FORMER Zimbabwe Miners Federation president Henrietta Rushwaya will be sentenced after a pre-sentencing hearing next week as courts spring into action to implement the newly prescribed sentencing guidelines.


Rushwaya was last week remanded in custody following her conviction by the Anti-Corruption Court at the High Court in Harare for smuggling 6kg of gold worth more than US$333 000 to Dubai three years ago.


She was due for sentencing yesterday, but Justice Pisirayi Kwenda adjourned the court until November 16 for a pre-sentencing hearing, to ascertain the facts needed to impose an appropriate sentence that is fair to the offender, victim and society.

According to the new regulations, it is now mandatory for judicial officers to abide by the new guidelines.


In an attempt to bring about more consistency in sentencing the Minister of Justice, Legal and Parliamentary Affairs recently published the Criminal Procedure (Sentencing Guidelines) Regulations, 2023, which prescribe standard sentences (called “presumptive penalties” in the regulations) for a range of commonly-occurring crimes.


Courts retain the right to impose heftier or lighter penalties depending on the facts and circumstances but must explain their reasons to depart from the presumptive penalties.

For each crime listed in the Schedule there is a presumptive penalty — the median penalty — and for most of the crimes there is a list of factors that courts should regard as aggravating and as mitigating plus the penalties that should be imposed when those factors are present.


However, courts may depart from the presumptive penalties for good reason. But if a court does depart from them it must record the reason in its judgment.


If a court departs from a presumptive penalty without cogent reasons for the departure, it will be a gross irregularity invalidating the sentence.

The Schedule lays down presumptive penalties for crimes under the certain statutes, including the Customs and Excise Act – covering smuggling and import of prohibited goods


Rushwaya was heading to Dubai when she was arrested for attempting to smuggle 6kg gold through the VIP route at Robert Gabriel Mugabe International Airport on October 26, 2020.


Four small bars of pure gold were found in her hand luggage.
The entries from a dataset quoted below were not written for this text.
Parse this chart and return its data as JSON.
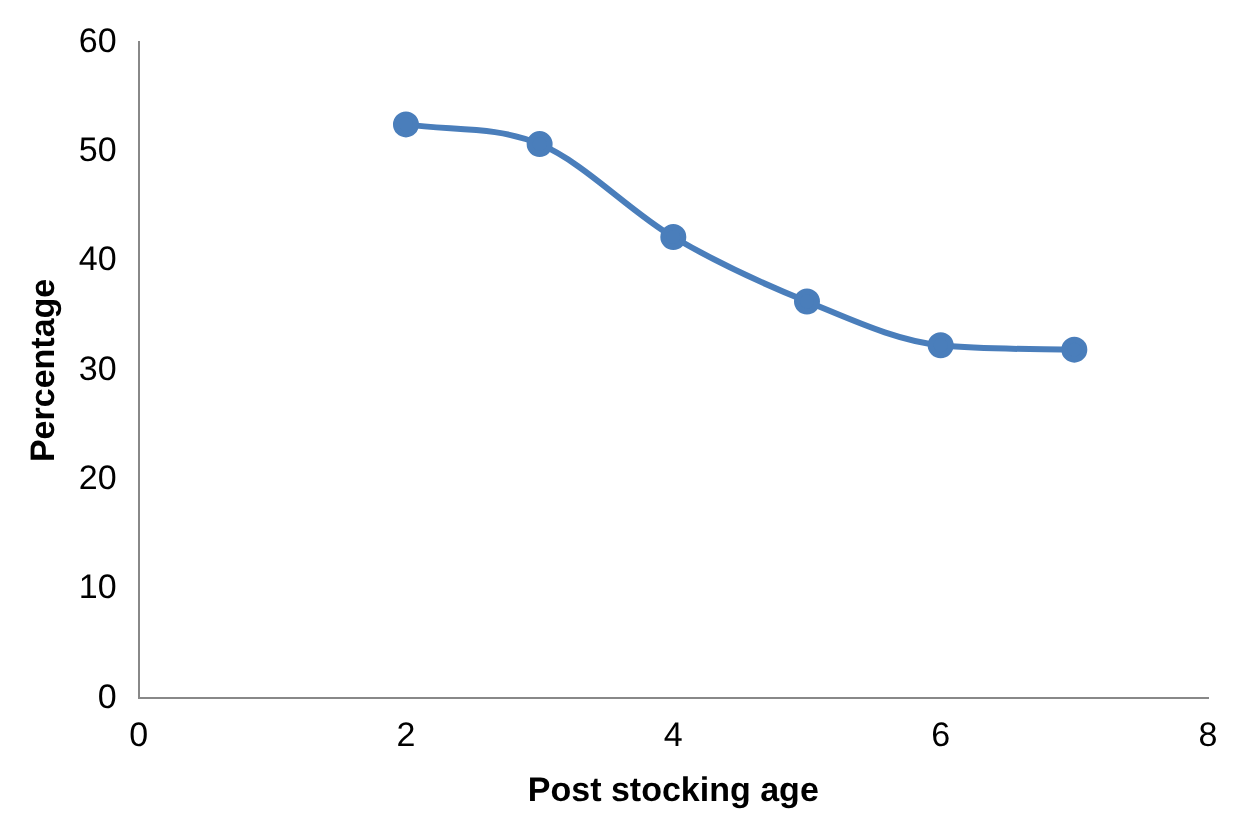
{
  "chart_data": {
    "type": "line",
    "xlabel": "Post stocking age",
    "ylabel": "Percentage",
    "x": [
      2,
      3,
      4,
      5,
      6,
      7
    ],
    "series": [
      {
        "color": "#4a7ebb",
        "values": [
          52.5,
          50.7,
          42.2,
          36.3,
          32.3,
          31.9
        ]
      }
    ],
    "xlim": [
      0,
      8
    ],
    "xticks": [
      0,
      2,
      4,
      6,
      8
    ],
    "ylim": [
      0,
      60
    ],
    "yticks": [
      0,
      10,
      20,
      30,
      40,
      50,
      60
    ],
    "grid": false,
    "legend": false,
    "marker": "circle",
    "line_style": "solid"
  }
}
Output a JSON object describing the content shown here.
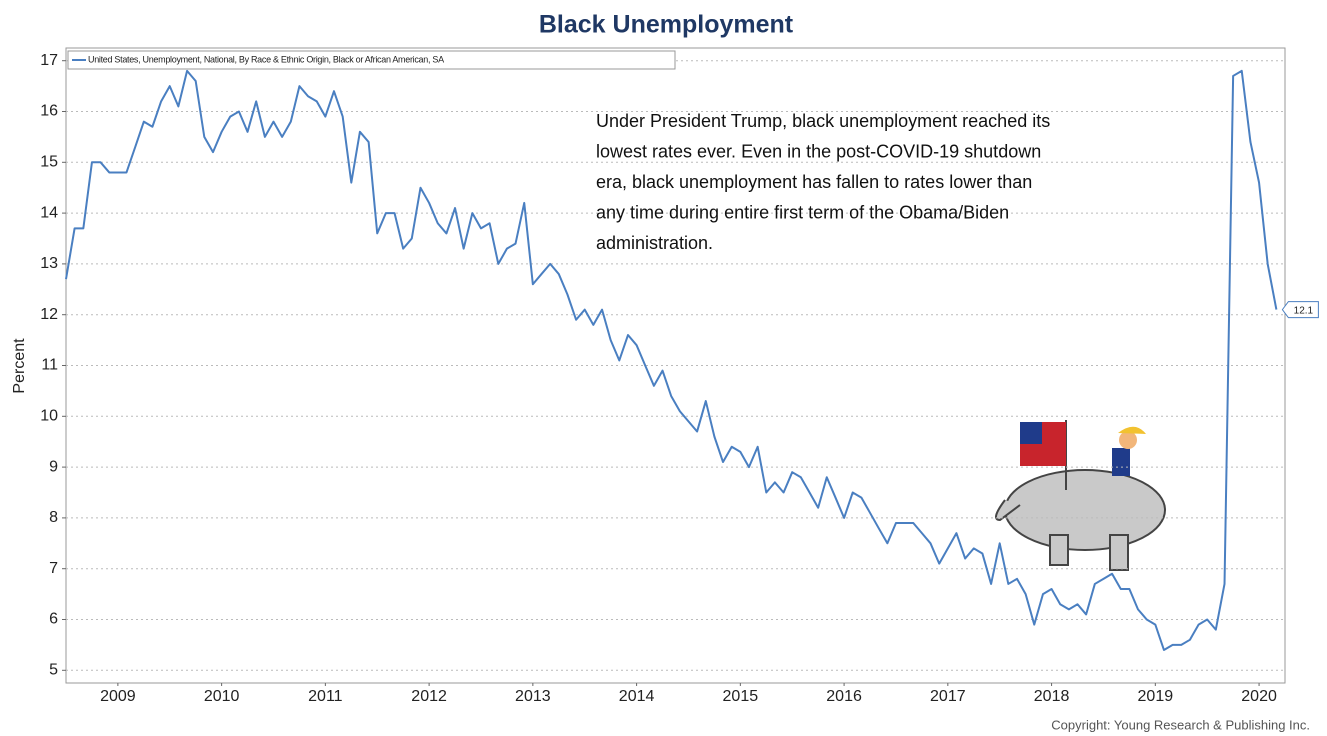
{
  "chart_data": {
    "type": "line",
    "title": "Black Unemployment",
    "y_label": "Percent",
    "annotation": [
      "Under President Trump, black unemployment reached its",
      "lowest rates ever. Even in the post-COVID-19 shutdown",
      "era, black unemployment has fallen to rates lower than",
      "any time during entire first term of the Obama/Biden",
      "administration."
    ],
    "copyright": "Copyright: Young Research & Publishing Inc.",
    "legend": "top-left",
    "grid": true,
    "xlim": [
      2009,
      2020.75
    ],
    "ylim": [
      4.75,
      17.25
    ],
    "yticks": [
      5,
      6,
      7,
      8,
      9,
      10,
      11,
      12,
      13,
      14,
      15,
      16,
      17
    ],
    "xticks": [
      {
        "value": 2009.5,
        "label": "2009"
      },
      {
        "value": 2010.5,
        "label": "2010"
      },
      {
        "value": 2011.5,
        "label": "2011"
      },
      {
        "value": 2012.5,
        "label": "2012"
      },
      {
        "value": 2013.5,
        "label": "2013"
      },
      {
        "value": 2014.5,
        "label": "2014"
      },
      {
        "value": 2015.5,
        "label": "2015"
      },
      {
        "value": 2016.5,
        "label": "2016"
      },
      {
        "value": 2017.5,
        "label": "2017"
      },
      {
        "value": 2018.5,
        "label": "2018"
      },
      {
        "value": 2019.5,
        "label": "2019"
      },
      {
        "value": 2020.5,
        "label": "2020"
      }
    ],
    "x": [
      2009,
      2009.083,
      2009.167,
      2009.25,
      2009.333,
      2009.417,
      2009.5,
      2009.583,
      2009.667,
      2009.75,
      2009.833,
      2009.917,
      2010,
      2010.083,
      2010.167,
      2010.25,
      2010.333,
      2010.417,
      2010.5,
      2010.583,
      2010.667,
      2010.75,
      2010.833,
      2010.917,
      2011,
      2011.083,
      2011.167,
      2011.25,
      2011.333,
      2011.417,
      2011.5,
      2011.583,
      2011.667,
      2011.75,
      2011.833,
      2011.917,
      2012,
      2012.083,
      2012.167,
      2012.25,
      2012.333,
      2012.417,
      2012.5,
      2012.583,
      2012.667,
      2012.75,
      2012.833,
      2012.917,
      2013,
      2013.083,
      2013.167,
      2013.25,
      2013.333,
      2013.417,
      2013.5,
      2013.583,
      2013.667,
      2013.75,
      2013.833,
      2013.917,
      2014,
      2014.083,
      2014.167,
      2014.25,
      2014.333,
      2014.417,
      2014.5,
      2014.583,
      2014.667,
      2014.75,
      2014.833,
      2014.917,
      2015,
      2015.083,
      2015.167,
      2015.25,
      2015.333,
      2015.417,
      2015.5,
      2015.583,
      2015.667,
      2015.75,
      2015.833,
      2015.917,
      2016,
      2016.083,
      2016.167,
      2016.25,
      2016.333,
      2016.417,
      2016.5,
      2016.583,
      2016.667,
      2016.75,
      2016.833,
      2016.917,
      2017,
      2017.083,
      2017.167,
      2017.25,
      2017.333,
      2017.417,
      2017.5,
      2017.583,
      2017.667,
      2017.75,
      2017.833,
      2017.917,
      2018,
      2018.083,
      2018.167,
      2018.25,
      2018.333,
      2018.417,
      2018.5,
      2018.583,
      2018.667,
      2018.75,
      2018.833,
      2018.917,
      2019,
      2019.083,
      2019.167,
      2019.25,
      2019.333,
      2019.417,
      2019.5,
      2019.583,
      2019.667,
      2019.75,
      2019.833,
      2019.917,
      2020,
      2020.083,
      2020.167,
      2020.25,
      2020.333,
      2020.417,
      2020.5,
      2020.583,
      2020.667
    ],
    "series": [
      {
        "name": "United States, Unemployment, National, By Race & Ethnic Origin, Black or African American, SA",
        "color": "#4a7fc1",
        "values": [
          12.7,
          13.7,
          13.7,
          15.0,
          15.0,
          14.8,
          14.8,
          14.8,
          15.3,
          15.8,
          15.7,
          16.2,
          16.5,
          16.1,
          16.8,
          16.6,
          15.5,
          15.2,
          15.6,
          15.9,
          16.0,
          15.6,
          16.2,
          15.5,
          15.8,
          15.5,
          15.8,
          16.5,
          16.3,
          16.2,
          15.9,
          16.4,
          15.9,
          14.6,
          15.6,
          15.4,
          13.6,
          14.0,
          14.0,
          13.3,
          13.5,
          14.5,
          14.2,
          13.8,
          13.6,
          14.1,
          13.3,
          14.0,
          13.7,
          13.8,
          13.0,
          13.3,
          13.4,
          14.2,
          12.6,
          12.8,
          13.0,
          12.8,
          12.4,
          11.9,
          12.1,
          11.8,
          12.1,
          11.5,
          11.1,
          11.6,
          11.4,
          11.0,
          10.6,
          10.9,
          10.4,
          10.1,
          9.9,
          9.7,
          10.3,
          9.6,
          9.1,
          9.4,
          9.3,
          9.0,
          9.4,
          8.5,
          8.7,
          8.5,
          8.9,
          8.8,
          8.5,
          8.2,
          8.8,
          8.4,
          8.0,
          8.5,
          8.4,
          8.1,
          7.8,
          7.5,
          7.9,
          7.9,
          7.9,
          7.7,
          7.5,
          7.1,
          7.4,
          7.7,
          7.2,
          7.4,
          7.3,
          6.7,
          7.5,
          6.7,
          6.8,
          6.5,
          5.9,
          6.5,
          6.6,
          6.3,
          6.2,
          6.3,
          6.1,
          6.7,
          6.8,
          6.9,
          6.6,
          6.6,
          6.2,
          6.0,
          5.9,
          5.4,
          5.5,
          5.5,
          5.6,
          5.9,
          6.0,
          5.8,
          6.7,
          16.7,
          16.8,
          15.4,
          14.6,
          13.0,
          12.1
        ]
      }
    ]
  }
}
Rushwaya pleaded not guilty when her trial began last month at the Anti-Corruption Court.

The prosecution case was built on the evidence that Rushwaya was caught with the gold in her bag as she was leaving the country and that she failed to provide a valid export permit and presented a fake invoice and packing list from a company called Ali Japan 786 (Pvt) Limited, at the time of her arrest.


Rushwaya denied the charge, claiming she mistakenly picked up the wrong bag at home, one containing gold bars rather than the one she meant to take on her trip.

But Justice Kwenda found her guilty, dismissing her defence of a “wrong bag” as implausible.


Rushwaya was charged with the smuggling along with two Central Intelligence Organisation operatives Stephen Tserai and Raphios Mufandauya.


These two were found not guilty at the close of the prosecution case, for lack of evidence that they had committed a smuggling offence.